2. Staking & Airdrop Incentives (Mixed Impact)

Overview: ZKC’s staking mechanism went live, with 7M+ tokens locked (Mumu_yay). Additionally, 1.5% of supply was airdropped to BNB holders.
What this means: Staking reduces immediate sell pressure, but the 7% annual inflation rate (Year 1) could dilute long-term value. Airdrops to BNB holders may attract HODLers but risk sell-offs if recipients cash out.

3. Technical Rebound (Neutral Impact)

Overview: ZKC’s 7-day RSI of 40.95 neared oversold territory, while its pivot point at $0.696 provided support.
What this means: Traders likely interpreted the RSI dip as a buying opportunity, but the 7-day SMA ($0.764) remains a resistance level.

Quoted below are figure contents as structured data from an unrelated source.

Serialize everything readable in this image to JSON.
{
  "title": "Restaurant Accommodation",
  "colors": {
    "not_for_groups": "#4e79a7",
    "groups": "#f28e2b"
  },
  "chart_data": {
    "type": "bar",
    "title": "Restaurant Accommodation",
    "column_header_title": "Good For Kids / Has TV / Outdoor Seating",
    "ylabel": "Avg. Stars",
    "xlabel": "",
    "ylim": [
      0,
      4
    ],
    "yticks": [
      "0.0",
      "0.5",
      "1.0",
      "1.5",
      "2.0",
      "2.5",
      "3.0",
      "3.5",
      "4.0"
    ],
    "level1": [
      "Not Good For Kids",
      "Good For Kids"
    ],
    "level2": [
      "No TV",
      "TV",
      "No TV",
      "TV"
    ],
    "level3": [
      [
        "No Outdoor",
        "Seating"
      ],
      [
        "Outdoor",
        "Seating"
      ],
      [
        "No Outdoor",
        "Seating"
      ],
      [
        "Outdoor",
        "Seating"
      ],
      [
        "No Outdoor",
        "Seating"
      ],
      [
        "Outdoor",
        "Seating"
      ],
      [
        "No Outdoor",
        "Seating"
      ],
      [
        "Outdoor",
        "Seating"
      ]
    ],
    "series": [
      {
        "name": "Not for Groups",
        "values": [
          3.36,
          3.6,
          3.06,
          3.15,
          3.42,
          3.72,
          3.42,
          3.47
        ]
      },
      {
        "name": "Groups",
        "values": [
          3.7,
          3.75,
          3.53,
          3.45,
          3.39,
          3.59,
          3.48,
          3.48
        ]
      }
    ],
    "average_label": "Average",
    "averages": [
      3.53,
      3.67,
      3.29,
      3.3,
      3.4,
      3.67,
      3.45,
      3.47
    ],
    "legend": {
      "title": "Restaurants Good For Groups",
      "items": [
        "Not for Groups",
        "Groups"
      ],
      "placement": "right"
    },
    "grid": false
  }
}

A sustained break above $0.70 is critical for bullish confirmation.

Conclusion

The 24h gain reflects a mix of exchange-driven liquidity, staking lockups, and technical trading. However, ZKC’s 60% monthly drop and high FDV ($8B) signal lingering risks. Key watch: Can ZKC hold above $0.67 amid rising altcoin season momentum (index: 72)? Monitor staking participation and exchange inflows for directional cues.

CMC AI can make mistakes. Not financial advice.